[PATCH v3 0/7] User namespace mount updates
Seth Forshee
seth.forshee at canonical.com
Wed Nov 18 06:30:22 PST 2015
On Wed, Nov 18, 2015 at 07:46:53AM -0500, Austin S Hemmelgarn wrote:
> On 2015-11-17 17:01, Seth Forshee wrote:
> >On Tue, Nov 17, 2015 at 09:05:42PM +0000, Al Viro wrote:
> >>On Tue, Nov 17, 2015 at 03:39:16PM -0500, Austin S Hemmelgarn wrote:
> >>
> >>>>This is absolutely insane, no matter how much LSM snake oil you slatter on
> >>>>the whole thing. All of a sudden you are exposing a huge attack surface
> >>>>in the place where it would hurt most and as the consolation we are offered
> >>>>basically "Ted is willing to fix holes when they are found".
> >
> >None of the LSM changes are intended to protect against attacks from
> >these sorts of attacks at all, so that's irrelevant.
> >
> >As I said before, I'm also working to find holes up front. That plus a
> >commitment from the maintainer seems like a good start at least. What
> >bar would you set for a given filesystem to be considered "safe enough"?
> >
> >>>For the context of static image attacks, anything that's foun
> >>>_needs_ to be fixed regardless, and unless you can find some way to
> >>>actually prevent attacks on mounted filesystems that doesn't involve
> >>>a complete re-write of the filesystem drivers, then there's not much
> >>>we can do about it. Yes, unprivileged mounts expose an attack
> >>>surface, but so does userspace access to the network stack, and so
> >>>do a lot of other features that are considered essential in a modern
> >>>general purpose operating system.
> >>
> >>"X is exposes an attack surface. Y exposes a diferent attack surface.

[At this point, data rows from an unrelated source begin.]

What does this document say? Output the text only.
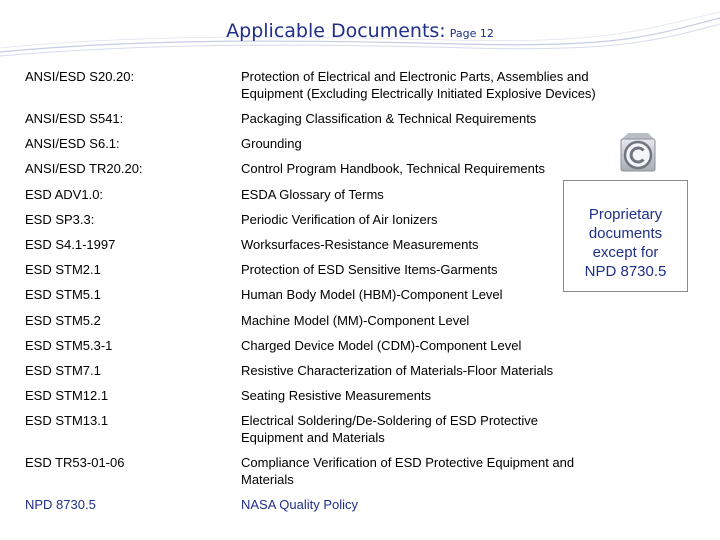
Applicable Documents: Page 12
ANSI/ESD S20.20:	Protection of Electrical and Electronic Parts, Assemblies and
Equipment (Excluding Electrically Initiated Explosive Devices)
ANSI/ESD S541:	Packaging Classification & Technical Requirements
ANSI/ESD S6.1:	Grounding
ANSI/ESD TR20.20:	Control Program Handbook, Technical Requirements
ESD ADV1.0:	ESDA Glossary of Terms
ESD SP3.3:	Periodic Verification of Air Ionizers
ESD S4.1-1997	Worksurfaces-Resistance Measurements
ESD STM2.1	Protection of ESD Sensitive Items-Garments
ESD STM5.1	Human Body Model (HBM)-Component Level
ESD STM5.2	Machine Model (MM)-Component Level
ESD STM5.3-1	Charged Device Model (CDM)-Component Level
ESD STM7.1	Resistive Characterization of Materials-Floor Materials
ESD STM12.1	Seating Resistive Measurements
ESD STM13.1	Electrical Soldering/De-Soldering of ESD Protective
Equipment and Materials
ESD TR53-01-06	Compliance Verification of ESD Protective Equipment and
Materials
NPD 8730.5	NASA Quality Policy
Proprietary
documents
except for
NPD 8730.5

> >>Y is considered important. Therefore X is important enough to implement it"
> >>
> >>Right...
> >
> >That isn't the argument he made. I would summarize the argument as,
> >"Saying that X exposes an attack surface isn't by itself enough to
> >reject X, otherwise we wouldn't expose anything (such as example Y)."
> It's good to see someone understood my meaning...
> >
> >You believe that the attack surface is too large, and that's
> >understandable. Is it your opinion that this is a fundamental problem
> >for an in-kernel filesystem driver, i.e. that we can never be confident
> >enough in an in-kernel filesystem parser to allow untrusted data? If
> >not, what would it take to establish a level of confidence that you
> >would be comfortable with?
> While I can't speak for Al's opinion on this, I would like to point
> out my earlier comment:
> > It's unfeasible from a practical standpoint to expect filesystems
> to > assume that stuff they write might change under them due to
> malicious > intent of a third party.
So maybe the first requirement is that the user cannot modify the
backing store directly while the device is mounted.
> We can't protect against everything, not without making the system
> completely unusable for general purpose computing. There is always
> some degree of trust involved in usage of a computer, the OS has to
> trust that the hardware works correctly, the administrator has to
> trust the OS to behave correctly, and the users have to trust the
> administrator. The administrator also needs to have at least some
> trust in the users, otherwise he shouldn't be allowing them to use
> the system.
>
> Perhaps we should have an option that can only be enabled on
> creation of the userns that would allow it to use regular kernel
> mounts, and without that option we default to only allowing FUSE and
> a couple of virtual filesystems (like /proc and devtmpfs).
I've considered the idea of something more global like a sysctl, or a
per-filesystem knob in sysfs. I guess a per-container knob is another
option, I'm not sure what interface we use to expose it though.